“Thank ye, my lord. I’m going along with my hands held out before me, to save my head,” returned Ketch.
Most likely the bishop and Jenkins were doing the same. Dexterously steering clear of the pillars, they emerged in the wide, open body of the cathedral, and bent their steps across it to the spot where hung the ropes of the bells.
The head sexton to the cathedral—whom you must not confound with a gravedigger, as you might an ordinary sexton; cathedral sextons are personages of more importance—was seated about this hour at supper in his home, close to the cathedral. Suddenly the deep-toned college bell boomed out, and the man started as if a gun had been fired at him.
“Why, that’s the college bell!” he uttered to his family. And the family stared with open mouths without replying.
The college bell it certainly was, and it was striking out sharp irregular strokes, as though the ringer were not accustomed to his work. The sexton started up, in a state of the most amazed consternation.
“It is magic; it is nothing less—that the bell should be ringing out at this hour!” exclaimed he.
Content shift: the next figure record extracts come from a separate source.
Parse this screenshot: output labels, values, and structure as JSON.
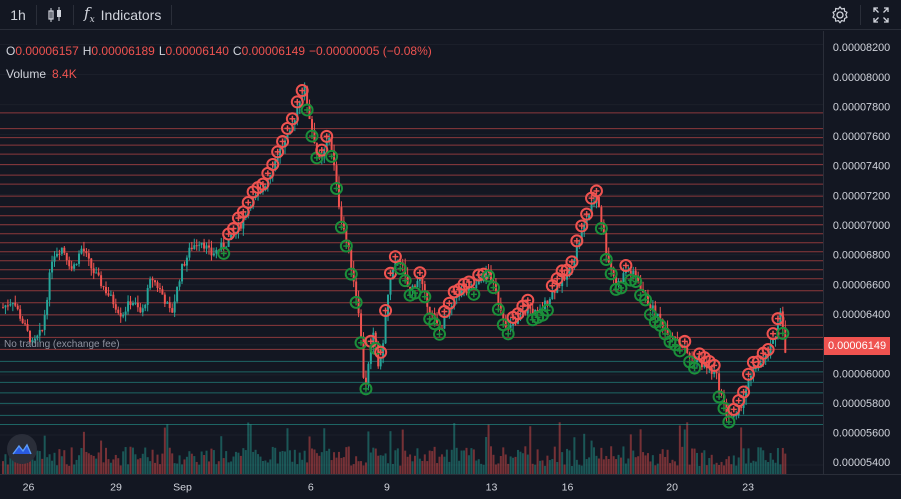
{
  "toolbar": {
    "interval": "1h",
    "indicators_label": "Indicators",
    "fx_symbol": "f",
    "icons": [
      "candlestick-chart-icon",
      "function-icon",
      "settings-gear-icon",
      "fullscreen-icon"
    ]
  },
  "legend": {
    "o_label": "O",
    "o_value": "0.00006157",
    "h_label": "H",
    "h_value": "0.00006189",
    "l_label": "L",
    "l_value": "0.00006140",
    "c_label": "C",
    "c_value": "0.00006149",
    "change": "−0.00000005 (−0.08%)",
    "volume_label": "Volume",
    "volume_value": "8.4K"
  },
  "no_trading_label": "No trading (exchange fee)",
  "last_price_label": "0.00006149",
  "colors": {
    "up": "#26a69a",
    "down": "#ef5350",
    "background": "#131722",
    "grid": "#2a2e39",
    "sell_line": "#ef5350",
    "buy_line": "#26a69a",
    "buy_circle": "#1b8f3a"
  },
  "chart_data": {
    "type": "candlestick",
    "price_axis": {
      "ticks": [
        "0.00008200",
        "0.00008000",
        "0.00007800",
        "0.00007600",
        "0.00007400",
        "0.00007200",
        "0.00007000",
        "0.00006800",
        "0.00006600",
        "0.00006400",
        "0.00006200",
        "0.00006000",
        "0.00005800",
        "0.00005600",
        "0.00005400"
      ],
      "ylim": [
        5.34e-05,
        8.29e-05
      ]
    },
    "time_axis": {
      "labels": [
        {
          "text": "26",
          "t": 0.8
        },
        {
          "text": "29",
          "t": 10.0
        },
        {
          "text": "Sep",
          "t": 17.0
        },
        {
          "text": "6",
          "t": 30.5
        },
        {
          "text": "9",
          "t": 38.5
        },
        {
          "text": "13",
          "t": 49.5
        },
        {
          "text": "16",
          "t": 57.5
        },
        {
          "text": "20",
          "t": 68.5
        },
        {
          "text": "23",
          "t": 76.5
        }
      ],
      "range": [
        0,
        82
      ]
    },
    "price_path": [
      [
        0.0,
        6.45
      ],
      [
        1.0,
        6.5
      ],
      [
        2.0,
        6.35
      ],
      [
        3.0,
        6.2
      ],
      [
        4.0,
        6.3
      ],
      [
        5.0,
        6.8
      ],
      [
        6.0,
        6.85
      ],
      [
        7.0,
        6.7
      ],
      [
        8.0,
        6.85
      ],
      [
        9.0,
        6.7
      ],
      [
        10.0,
        6.6
      ],
      [
        11.0,
        6.5
      ],
      [
        12.0,
        6.4
      ],
      [
        13.0,
        6.5
      ],
      [
        14.0,
        6.4
      ],
      [
        15.0,
        6.65
      ],
      [
        16.0,
        6.55
      ],
      [
        17.0,
        6.4
      ],
      [
        18.0,
        6.7
      ],
      [
        19.0,
        6.85
      ],
      [
        20.0,
        6.9
      ],
      [
        21.0,
        6.8
      ],
      [
        22.0,
        6.85
      ],
      [
        23.0,
        6.9
      ],
      [
        24.0,
        7.0
      ],
      [
        25.0,
        7.15
      ],
      [
        26.0,
        7.2
      ],
      [
        27.0,
        7.35
      ],
      [
        28.0,
        7.5
      ],
      [
        29.0,
        7.6
      ],
      [
        30.0,
        7.85
      ],
      [
        30.5,
        7.9
      ],
      [
        31.0,
        7.7
      ],
      [
        32.0,
        7.4
      ],
      [
        33.0,
        7.6
      ],
      [
        34.0,
        7.1
      ],
      [
        35.0,
        6.8
      ],
      [
        36.0,
        6.4
      ],
      [
        36.5,
        5.9
      ],
      [
        37.0,
        6.1
      ],
      [
        37.5,
        6.3
      ],
      [
        38.0,
        6.0
      ],
      [
        38.5,
        6.3
      ],
      [
        39.0,
        6.6
      ],
      [
        40.0,
        6.8
      ],
      [
        41.0,
        6.55
      ],
      [
        42.0,
        6.65
      ],
      [
        43.0,
        6.45
      ],
      [
        44.0,
        6.3
      ],
      [
        45.0,
        6.4
      ],
      [
        46.0,
        6.55
      ],
      [
        47.0,
        6.55
      ],
      [
        48.0,
        6.6
      ],
      [
        49.0,
        6.7
      ],
      [
        50.0,
        6.5
      ],
      [
        51.0,
        6.3
      ],
      [
        52.0,
        6.35
      ],
      [
        53.0,
        6.45
      ],
      [
        54.0,
        6.4
      ],
      [
        55.0,
        6.5
      ],
      [
        56.0,
        6.6
      ],
      [
        57.0,
        6.65
      ],
      [
        58.0,
        6.85
      ],
      [
        59.0,
        7.05
      ],
      [
        60.0,
        7.2
      ],
      [
        61.0,
        6.8
      ],
      [
        62.0,
        6.6
      ],
      [
        63.0,
        6.7
      ],
      [
        64.0,
        6.65
      ],
      [
        65.0,
        6.5
      ],
      [
        66.0,
        6.4
      ],
      [
        67.0,
        6.3
      ],
      [
        68.0,
        6.25
      ],
      [
        69.0,
        6.15
      ],
      [
        70.0,
        6.1
      ],
      [
        71.0,
        6.05
      ],
      [
        72.0,
        6.0
      ],
      [
        73.0,
        5.75
      ],
      [
        74.0,
        5.7
      ],
      [
        75.0,
        5.9
      ],
      [
        76.0,
        6.05
      ],
      [
        77.0,
        6.1
      ],
      [
        78.0,
        6.25
      ],
      [
        78.5,
        6.45
      ],
      [
        79.0,
        6.15
      ]
    ],
    "price_path_units": "1e-5",
    "order_levels": {
      "sell": [
        "0.00007745",
        "0.00007640",
        "0.00007580",
        "0.00007530",
        "0.00007470",
        "0.00007400",
        "0.00007330",
        "0.00007270",
        "0.00007190",
        "0.00007120",
        "0.00007060",
        "0.00007000",
        "0.00006940",
        "0.00006880",
        "0.00006820",
        "0.00006760",
        "0.00006700",
        "0.00006640",
        "0.00006560",
        "0.00006480",
        "0.00006400",
        "0.00006330",
        "0.00006250",
        "0.00006170"
      ],
      "buy": [
        "0.00006090",
        "0.00006020",
        "0.00005950",
        "0.00005880",
        "0.00005810",
        "0.00005730",
        "0.00005670"
      ]
    },
    "volume_bars": 320,
    "volume_max_label": ""
  }
}
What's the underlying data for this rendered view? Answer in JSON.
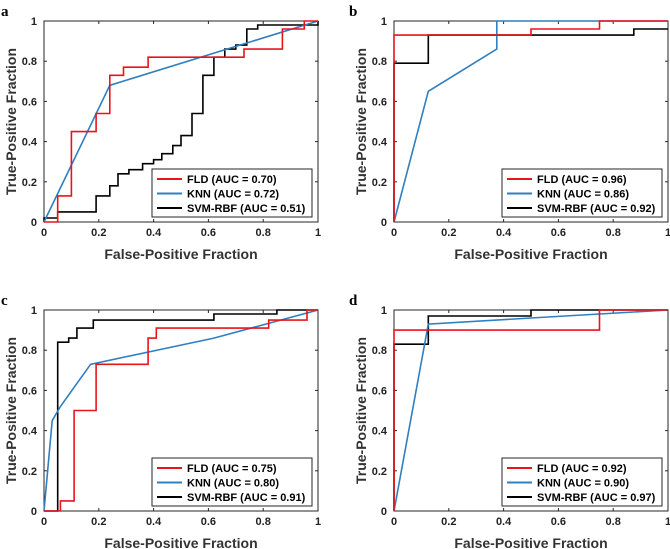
{
  "colors": {
    "FLD": "#e8141b",
    "KNN": "#2f7fc1",
    "SVM-RBF": "#000000"
  },
  "chart_data": [
    {
      "type": "line",
      "panel": "a",
      "xlabel": "False-Positive Fraction",
      "ylabel": "True-Positive Fraction",
      "xlim": [
        0,
        1
      ],
      "ylim": [
        0,
        1
      ],
      "xticks": [
        "0",
        "0.2",
        "0.4",
        "0.6",
        "0.8",
        "1"
      ],
      "yticks": [
        "0",
        "0.2",
        "0.4",
        "0.6",
        "0.8",
        "1"
      ],
      "legend_position": "bottom-right",
      "series": [
        {
          "name": "FLD",
          "legend": "FLD (AUC = 0.70)",
          "x": [
            0,
            0.05,
            0.05,
            0.1,
            0.1,
            0.19,
            0.19,
            0.24,
            0.24,
            0.29,
            0.29,
            0.38,
            0.38,
            0.6,
            0.6,
            0.73,
            0.73,
            0.87,
            0.87,
            0.95,
            0.95,
            1
          ],
          "y": [
            0,
            0,
            0.13,
            0.13,
            0.45,
            0.45,
            0.54,
            0.54,
            0.73,
            0.73,
            0.77,
            0.77,
            0.82,
            0.82,
            0.82,
            0.82,
            0.86,
            0.86,
            0.96,
            0.96,
            1,
            1
          ]
        },
        {
          "name": "KNN",
          "legend": "KNN (AUC = 0.72)",
          "x": [
            0,
            0.24,
            1
          ],
          "y": [
            0,
            0.68,
            1
          ]
        },
        {
          "name": "SVM-RBF",
          "legend": "SVM-RBF (AUC = 0.51)",
          "x": [
            0,
            0,
            0.05,
            0.05,
            0.19,
            0.19,
            0.24,
            0.24,
            0.27,
            0.27,
            0.31,
            0.31,
            0.36,
            0.36,
            0.4,
            0.4,
            0.43,
            0.43,
            0.47,
            0.47,
            0.5,
            0.5,
            0.54,
            0.54,
            0.58,
            0.58,
            0.62,
            0.62,
            0.66,
            0.66,
            0.7,
            0.7,
            0.74,
            0.74,
            0.78,
            0.78,
            1,
            1
          ],
          "y": [
            0,
            0.02,
            0.02,
            0.05,
            0.05,
            0.13,
            0.13,
            0.18,
            0.18,
            0.24,
            0.24,
            0.26,
            0.26,
            0.29,
            0.29,
            0.31,
            0.31,
            0.34,
            0.34,
            0.38,
            0.38,
            0.43,
            0.43,
            0.54,
            0.54,
            0.73,
            0.73,
            0.82,
            0.82,
            0.86,
            0.86,
            0.88,
            0.88,
            0.96,
            0.96,
            0.98,
            0.98,
            1
          ]
        }
      ]
    },
    {
      "type": "line",
      "panel": "b",
      "xlabel": "False-Positive Fraction",
      "ylabel": "True-Positive Fraction",
      "xlim": [
        0,
        1
      ],
      "ylim": [
        0,
        1
      ],
      "xticks": [
        "0",
        "0.2",
        "0.4",
        "0.6",
        "0.8",
        "1"
      ],
      "yticks": [
        "0",
        "0.2",
        "0.4",
        "0.6",
        "0.8",
        "1"
      ],
      "legend_position": "bottom-right",
      "series": [
        {
          "name": "FLD",
          "legend": "FLD (AUC = 0.96)",
          "x": [
            0,
            0,
            0.5,
            0.5,
            0.75,
            0.75,
            1
          ],
          "y": [
            0,
            0.93,
            0.93,
            0.96,
            0.96,
            1,
            1
          ]
        },
        {
          "name": "KNN",
          "legend": "KNN (AUC = 0.86)",
          "x": [
            0,
            0.125,
            0.375,
            0.375,
            1
          ],
          "y": [
            0,
            0.65,
            0.86,
            1,
            1
          ]
        },
        {
          "name": "SVM-RBF",
          "legend": "SVM-RBF (AUC = 0.92)",
          "x": [
            0,
            0,
            0.125,
            0.125,
            0.875,
            0.875,
            1
          ],
          "y": [
            0,
            0.79,
            0.79,
            0.93,
            0.93,
            0.96,
            0.96
          ]
        }
      ]
    },
    {
      "type": "line",
      "panel": "c",
      "xlabel": "False-Positive Fraction",
      "ylabel": "True-Positive Fraction",
      "xlim": [
        0,
        1
      ],
      "ylim": [
        0,
        1
      ],
      "xticks": [
        "0",
        "0.2",
        "0.4",
        "0.6",
        "0.8",
        "1"
      ],
      "yticks": [
        "0",
        "0.2",
        "0.4",
        "0.6",
        "0.8",
        "1"
      ],
      "legend_position": "bottom-right",
      "series": [
        {
          "name": "FLD",
          "legend": "FLD (AUC = 0.75)",
          "x": [
            0,
            0.06,
            0.06,
            0.11,
            0.11,
            0.19,
            0.19,
            0.38,
            0.38,
            0.41,
            0.41,
            0.82,
            0.82,
            0.96,
            0.96,
            1
          ],
          "y": [
            0,
            0,
            0.05,
            0.05,
            0.5,
            0.5,
            0.73,
            0.73,
            0.86,
            0.86,
            0.91,
            0.91,
            0.95,
            0.95,
            1,
            1
          ]
        },
        {
          "name": "KNN",
          "legend": "KNN (AUC = 0.80)",
          "x": [
            0,
            0.03,
            0.06,
            0.17,
            0.62,
            1
          ],
          "y": [
            0,
            0.45,
            0.52,
            0.73,
            0.86,
            1
          ]
        },
        {
          "name": "SVM-RBF",
          "legend": "SVM-RBF (AUC = 0.91)",
          "x": [
            0,
            0.05,
            0.05,
            0.09,
            0.09,
            0.12,
            0.12,
            0.18,
            0.18,
            0.62,
            0.62,
            0.85,
            0.85,
            1
          ],
          "y": [
            0,
            0,
            0.84,
            0.84,
            0.86,
            0.86,
            0.91,
            0.91,
            0.95,
            0.95,
            0.98,
            0.98,
            1,
            1
          ]
        }
      ]
    },
    {
      "type": "line",
      "panel": "d",
      "xlabel": "False-Positive Fraction",
      "ylabel": "True-Positive Fraction",
      "xlim": [
        0,
        1
      ],
      "ylim": [
        0,
        1
      ],
      "xticks": [
        "0",
        "0.2",
        "0.4",
        "0.6",
        "0.8",
        "1"
      ],
      "yticks": [
        "0",
        "0.2",
        "0.4",
        "0.6",
        "0.8",
        "1"
      ],
      "legend_position": "bottom-right",
      "series": [
        {
          "name": "FLD",
          "legend": "FLD (AUC = 0.92)",
          "x": [
            0,
            0,
            0.75,
            0.75,
            1
          ],
          "y": [
            0,
            0.9,
            0.9,
            1,
            1
          ]
        },
        {
          "name": "KNN",
          "legend": "KNN (AUC = 0.90)",
          "x": [
            0,
            0.125,
            0.5,
            1
          ],
          "y": [
            0,
            0.93,
            0.96,
            1
          ]
        },
        {
          "name": "SVM-RBF",
          "legend": "SVM-RBF (AUC = 0.97)",
          "x": [
            0,
            0,
            0.125,
            0.125,
            0.5,
            0.5,
            1
          ],
          "y": [
            0,
            0.83,
            0.83,
            0.97,
            0.97,
            1,
            1
          ]
        }
      ]
    }
  ]
}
“Father,” suggested a juvenile, “perhaps somebody’s got locked up in the college.” For which prevision he was rewarded with a stinging smack on the head.
“Take that, sir! D’ye think I don’t know better than to lock folks up in the college? It was me, myself, as locked up this evening.”
“No need to box him for that,” resented the wife. “The bell is ringing, and I’ll be bound the boy’s right enough. One of them masons must have fallen asleep in the day, and has just woke up to find himself shut in. Hope he likes his berth!”
Whatever it might be, ringing the bell, whether magic or mason, of course it must be seen to; and the sexton hastened out, the cathedral keys in his hand. He bent his steps towards the front entrance, passing the cloisters, which, as he knew, would be locked at that hour. “And that bear of a Ketch won’t hurry himself to unlock them,” soliloquized he.